O diretor da BLOC destaca o cenário atual de lançamentos na região. "Há uma oferta ainda limitada de residenciais verdadeiramente alinhados a esse nível de exigência em Belo Horizonte e Nova Lima. Existem bons edifícios, mas ainda são poucos os empreendimentos que reúnem, de maneira coerente, arquitetura autoral, conforto ambiental, tecnologia, paisagismo e uma relação qualificada com a cidade", salienta Nagazawa.
O arquiteto pontua também o peso das assinaturas nos projetos de luxo. "A assinatura de um arquiteto, designer ou marca reconhecida pode ajudar na distinção. Entretanto, a assinatura só agrega valor duradouro quando está acompanhada de qualidade real. Sem isso, transforma-se apenas em uma estratégia de comunicação".

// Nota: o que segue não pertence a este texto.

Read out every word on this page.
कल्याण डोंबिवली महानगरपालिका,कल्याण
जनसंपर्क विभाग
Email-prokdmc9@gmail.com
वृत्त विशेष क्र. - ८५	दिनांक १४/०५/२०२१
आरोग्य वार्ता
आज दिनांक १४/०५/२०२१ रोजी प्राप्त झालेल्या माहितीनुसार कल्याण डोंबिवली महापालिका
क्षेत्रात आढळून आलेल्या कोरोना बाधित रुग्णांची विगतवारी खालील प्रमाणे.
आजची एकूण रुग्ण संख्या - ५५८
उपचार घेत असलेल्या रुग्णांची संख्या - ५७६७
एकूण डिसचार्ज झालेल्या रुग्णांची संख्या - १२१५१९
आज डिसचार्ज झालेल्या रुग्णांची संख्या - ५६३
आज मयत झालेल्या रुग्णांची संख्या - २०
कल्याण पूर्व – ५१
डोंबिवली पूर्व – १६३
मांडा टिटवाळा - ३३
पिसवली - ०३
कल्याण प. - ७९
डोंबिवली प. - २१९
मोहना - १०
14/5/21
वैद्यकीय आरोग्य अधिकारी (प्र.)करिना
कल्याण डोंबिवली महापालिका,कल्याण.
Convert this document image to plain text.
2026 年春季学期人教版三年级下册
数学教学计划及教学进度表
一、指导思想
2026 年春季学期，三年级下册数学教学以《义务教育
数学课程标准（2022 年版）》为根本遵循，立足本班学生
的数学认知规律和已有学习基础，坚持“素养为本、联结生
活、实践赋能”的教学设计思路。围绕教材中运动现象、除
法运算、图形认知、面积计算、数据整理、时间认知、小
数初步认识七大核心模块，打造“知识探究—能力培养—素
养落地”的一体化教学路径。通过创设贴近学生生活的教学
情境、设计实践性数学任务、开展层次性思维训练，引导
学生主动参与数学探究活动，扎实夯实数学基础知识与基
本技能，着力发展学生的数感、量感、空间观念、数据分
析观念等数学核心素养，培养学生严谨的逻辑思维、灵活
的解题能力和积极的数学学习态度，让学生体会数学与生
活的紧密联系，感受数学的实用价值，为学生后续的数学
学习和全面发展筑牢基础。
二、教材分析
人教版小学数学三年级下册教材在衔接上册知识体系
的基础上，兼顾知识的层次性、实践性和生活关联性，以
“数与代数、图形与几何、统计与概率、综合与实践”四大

Localização segue no topo, mas o conceito mudou
Estar em um endereço valorizado já não atende sozinho às expectativas desse perfil de comprador. "A localização continua sendo um dos fundamentos do valor imobiliário, mas seu significado se ampliou. Não se trata apenas de estar em um bairro conhecido", sustenta Nagazawa. Segundo o arquiteto, hoje pesam de forma decisiva a qualidade da rua, o nível de ruído, a vista, a arborização e a facilidade de resolver o dia a dia a pé.
Rezende ilustra a mudança de comportamento com dados da recente movimentação na capital. "A gente vê uma migração de pessoas de alto poder aquisitivo à procura de apartamentos de três quartos, com valor de metro quadrado mais elevado devido à localização", relata, citando a região da Savassi como exemplo.
Sustentabilidade além da imagem
No alto padrão, sustentabilidade deixou de ser um argumento complementar. Conforto térmico, ventilação, consumo de água e energia, durabilidade dos materiais, geração de energia, reuso de água e manejo de resíduos já fazem parte das exigências básicas. Nagazawa alerta, porém, que sustentabilidade não pode ser reduzida à presença de vegetação apenas nas imagens. "Uma fachada com vasos não torna um edifício sustentável. É preciso considerar orientação solar, sombreamento, ventilação, consumo de recursos, biodiversidade, manutenção e desempenho durante toda a vida útil".